Admit it. In the dark recesses of your mind, you hope there’s an easy—OK, somewhat easy—way to score big financially without all that hard work, the long hours and the gut-wrenching tension about “the deal.” It’s like that tip about Apple stock before it became a highflyer.
Well, relax, there’s always cryptocurrency. Like a day trader gone wild, it allows you to take a stab at the big time, without … well, there might be some risk.
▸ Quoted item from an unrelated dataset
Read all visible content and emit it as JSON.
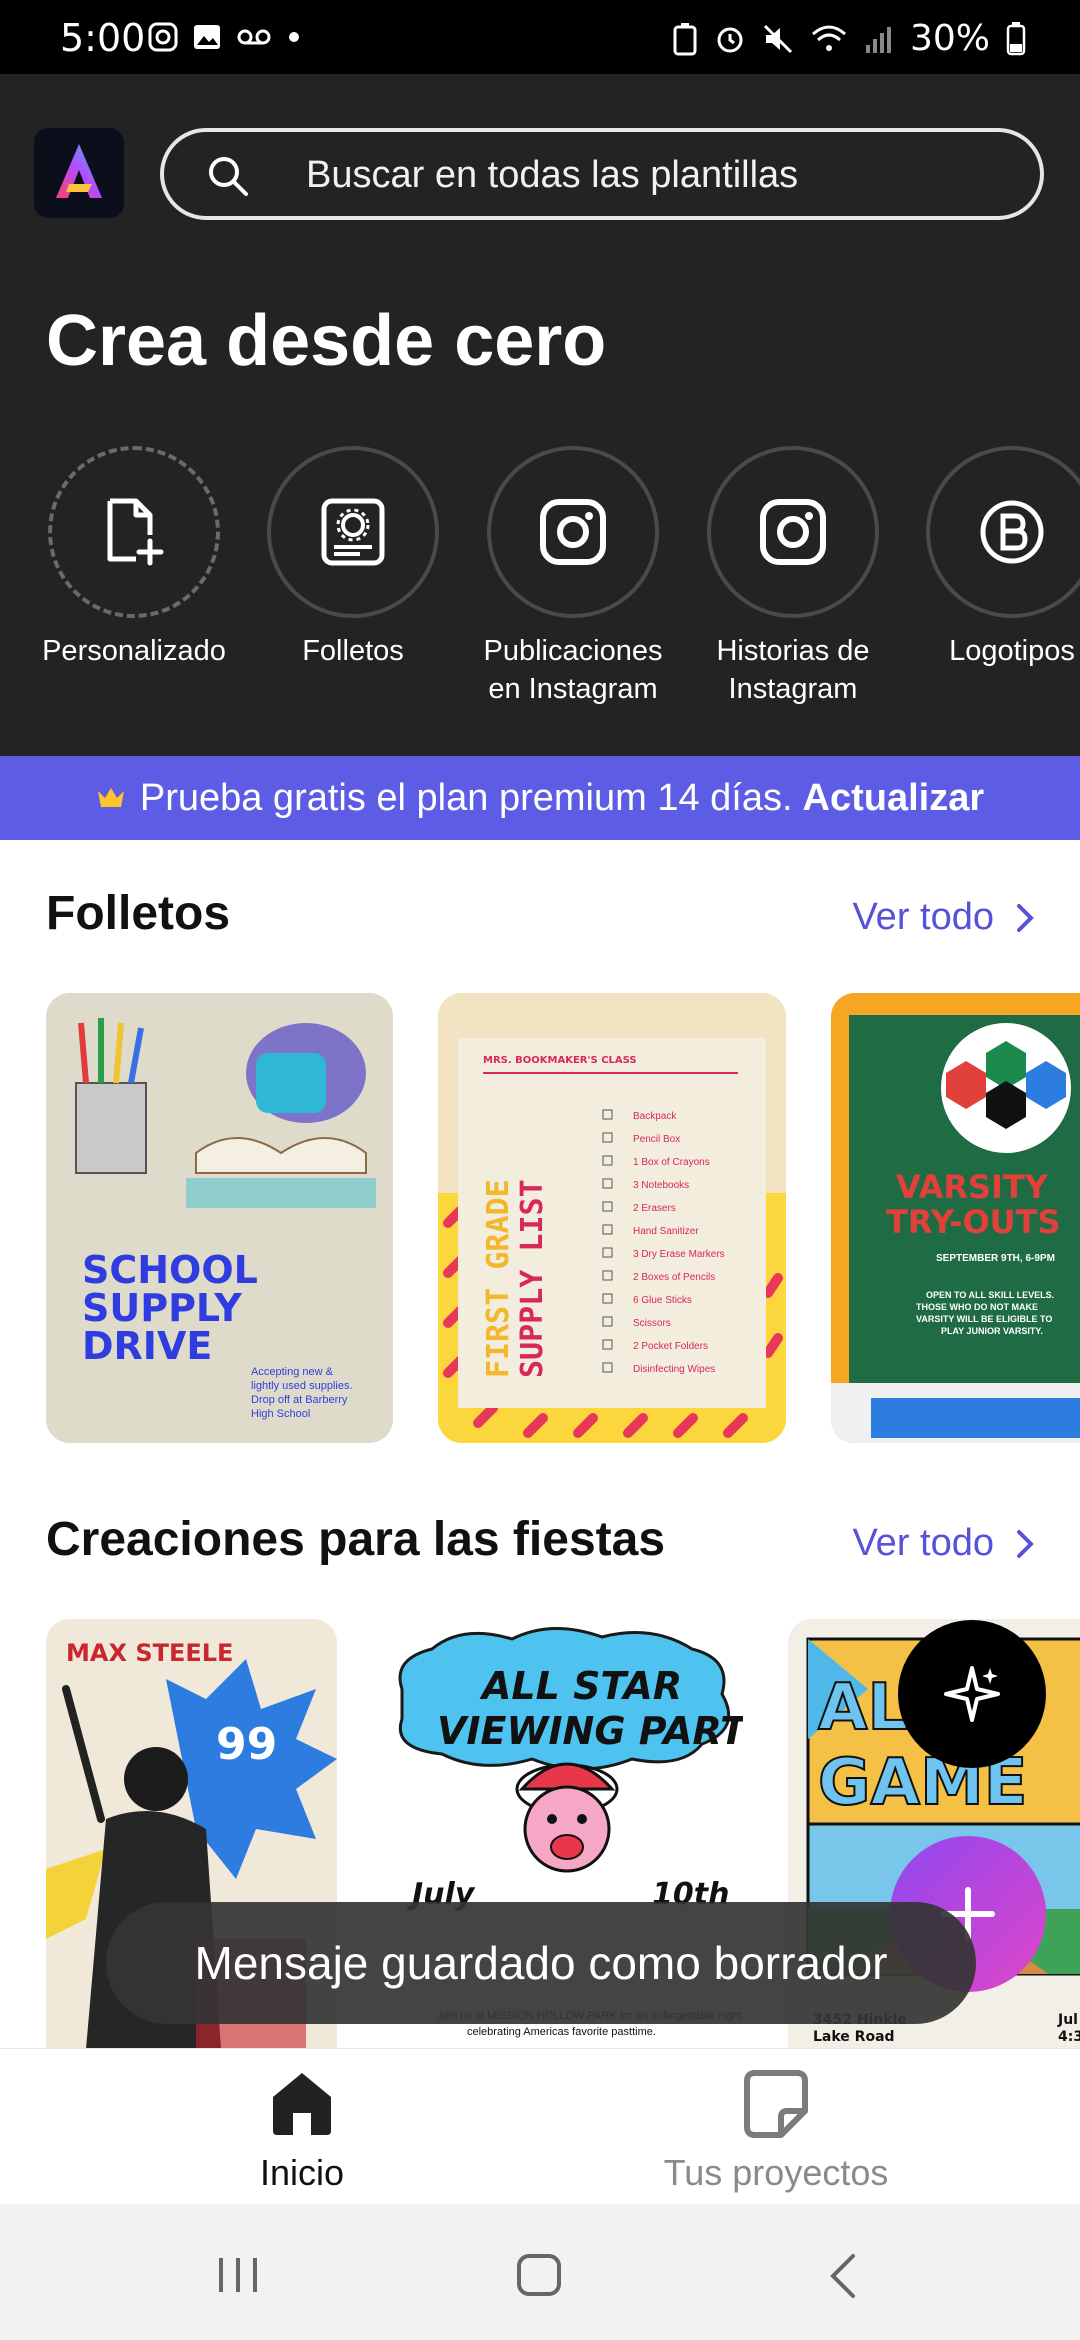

One of the most frequent non-IT questions that people ask me is about Bitcoin or cryptocurrency. I dabble in it with a high degree of restraint. If you hear the term Bitcoin but are unsure of what it is and whether you should take the plunge, here are some basics.
What is Bitcoin or cryptocurrency? In 1999, Satoshi Nakamoto created Bitcoin. (The name is a pseudonym.) Transactions are bankless. Yes, no bank involvement. You can pay for items, but most of the people who dabble do it to get wealthier by trading—because prices have skyrocketed. In its simplest form, it is a digital form of currency. (Keep in mind that in addition to Bitcoin, there are literally thousands of different types of cryptocurrencies.)
What’s its appeal? You can buy (some) merchandise and sell your bitcoins anonymously. It makes international payments inexpensive and easy, which means it bypasses international regulations. It appeals to some as a way to sidestep credit card fees. To others, it’s a trading item they hope will rise in value.
How do you use it? You can buy or sell Bitcoins through “Bitcoin exchanges,” a sort of central exchange. These vary, but popular ones include Coinbase, Bitstamp and Bitfinex. Don’t forget, security can be an issue. Hackers stole millions after puncturing Bitfinex security.
Is it difficult to use? It’s simple to buy, sell or send Bitcoins via apps or your computers. Just like sending digital cash.
Where do I keep my Bitcoins? You store them in a “digital wallet” that hides in the cloud or your computer. Consider it your virtual banking account. Just remember: There’s no FDIC, so if it disappears … there’s no government insurance to bail you out. (If someone hacks you, a virus wipes you out, or you accidentally delete your account, you’re SOL.)
What else is the appeal? A simple word: Anonymity. All transactions are in a public ledger. But no one knows the actual seller or buyer. (This might explain its popularity among the drug-buying crowd and others involved in nefarious activities.) Plus, it has that tinge of secrecy we all enjoy.
Does Bitcoin (or other cryptocurrencies) have a future? No one knows. It remains unregulated, but Japan, China and Australia are making sounds about regulation. The sticking point for governments is their inability (so far) to tax transactions, and their lack of control over the currency leaves them uncomfortable.
Should I take a stab at Bitcoin (or other cryptocurrencies)? I would offer three suggestions. First, learn as much about it as you can. There’s a mountain of information on the Internet. Second, talk to someone who has indulged. Third, and this is sage advice with any investing, ask yourself: Can I absorb the loss if I’m wiped out? I’m suggesting that you might not want to swap your retirement fund and your wife’s Roth IRA for Bitcoin trading. But if you have the funds and the stomach for some risk, you might enjoy the ride.